I am managing many people entering data into a database. I have a log of user, date, time, table, and action that each person makes:

records <- data.frame(user = c('bob', 'bob', 'jane', 'jane', 'bob', 'bob', 'bob', 'jane', 'jane', 'bob'),
                      date = c("2010-06-24", "2010-06-28", "2010-06-29", "2010-06-30", "2010-07-01", "2010-07-02", "2010-07-05", "2010-07-06", "2010-07-07", "2010-07-09"), 
                      time = c("01:40:08", "01:40:18", "01:40:28", "01:40:37", "01:40:44", "01:40:52", "01:40:59", "01:56:26", "02:16:37", "03:55:06"),
                      table = c(rep('table1',5), rep('table2',5)),
                      action = c('create', 'create', 'create', 'update', 'create', 'update', 'update', 'create', 'create', 'create')) 

For a non-trivial example, the actual records dataframe with 10,000 entries can be downloaded as an .Rdata file here, and then:

qplot(date, table, data = records, color = user, geom='jitter')

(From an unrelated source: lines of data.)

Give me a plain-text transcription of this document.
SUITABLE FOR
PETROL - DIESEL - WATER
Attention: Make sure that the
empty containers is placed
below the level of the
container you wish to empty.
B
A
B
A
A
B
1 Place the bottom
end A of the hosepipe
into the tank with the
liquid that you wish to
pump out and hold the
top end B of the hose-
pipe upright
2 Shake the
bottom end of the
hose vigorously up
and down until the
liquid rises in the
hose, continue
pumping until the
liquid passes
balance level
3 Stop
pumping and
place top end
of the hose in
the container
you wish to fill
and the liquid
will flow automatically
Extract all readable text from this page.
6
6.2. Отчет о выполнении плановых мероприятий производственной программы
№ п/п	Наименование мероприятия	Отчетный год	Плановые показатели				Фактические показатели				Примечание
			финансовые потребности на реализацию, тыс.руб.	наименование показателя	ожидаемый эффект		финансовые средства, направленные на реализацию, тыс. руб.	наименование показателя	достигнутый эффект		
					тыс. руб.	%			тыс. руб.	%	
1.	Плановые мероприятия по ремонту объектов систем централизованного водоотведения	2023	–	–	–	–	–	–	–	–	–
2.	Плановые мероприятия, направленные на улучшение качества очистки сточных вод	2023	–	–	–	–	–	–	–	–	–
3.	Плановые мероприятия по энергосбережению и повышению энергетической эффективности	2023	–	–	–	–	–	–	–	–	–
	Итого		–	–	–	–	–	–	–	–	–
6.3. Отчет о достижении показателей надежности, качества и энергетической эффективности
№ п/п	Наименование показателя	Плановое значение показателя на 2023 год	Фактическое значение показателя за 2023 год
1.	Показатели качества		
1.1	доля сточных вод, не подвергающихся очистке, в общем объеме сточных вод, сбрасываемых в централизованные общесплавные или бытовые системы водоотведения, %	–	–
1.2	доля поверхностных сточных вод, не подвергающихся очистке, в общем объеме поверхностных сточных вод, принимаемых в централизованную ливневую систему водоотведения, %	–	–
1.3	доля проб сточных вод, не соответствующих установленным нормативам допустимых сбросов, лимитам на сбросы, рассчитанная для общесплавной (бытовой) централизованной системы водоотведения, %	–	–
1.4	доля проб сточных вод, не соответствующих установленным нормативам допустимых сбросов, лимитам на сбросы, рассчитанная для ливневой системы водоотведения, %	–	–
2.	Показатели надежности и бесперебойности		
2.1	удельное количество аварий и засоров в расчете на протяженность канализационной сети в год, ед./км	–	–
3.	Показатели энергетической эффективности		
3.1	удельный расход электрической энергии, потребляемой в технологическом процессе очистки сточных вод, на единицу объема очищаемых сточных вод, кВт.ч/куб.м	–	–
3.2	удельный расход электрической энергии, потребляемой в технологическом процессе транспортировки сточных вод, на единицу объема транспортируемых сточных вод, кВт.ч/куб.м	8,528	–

How can I visualize, overall and for each table:

  1. the amount of time each person works per week
  2. the type and number or frequency of actions that they made.


Best Answer

Below the code to plot the numbers of actions per week/per user:

records$posdate <- as.POSIXlt(records$date,format="%Y-%m-%d")
records$week <- as.numeric(format(records$posdate,"%W")) #changed from previous hack!
numberActions <- by(records$action,records[,c("user","week")],function(x) length(x[x!="Login"]))
numberActions <- melt(t(numberActions[1:7,]),"week")
colnames(numberActions)[2] <- "user"

I hope this helps.


For the second part you can use plyr:

numberActions <- ddply(records,c("user","week"),function(x) table(x$action))
numberActions <- melt(numberActions,c("user","week"))
numberActions <- numberActions[numberActions$value!=0 & numberActions$variable!="Login",]

and then the usual ggplot...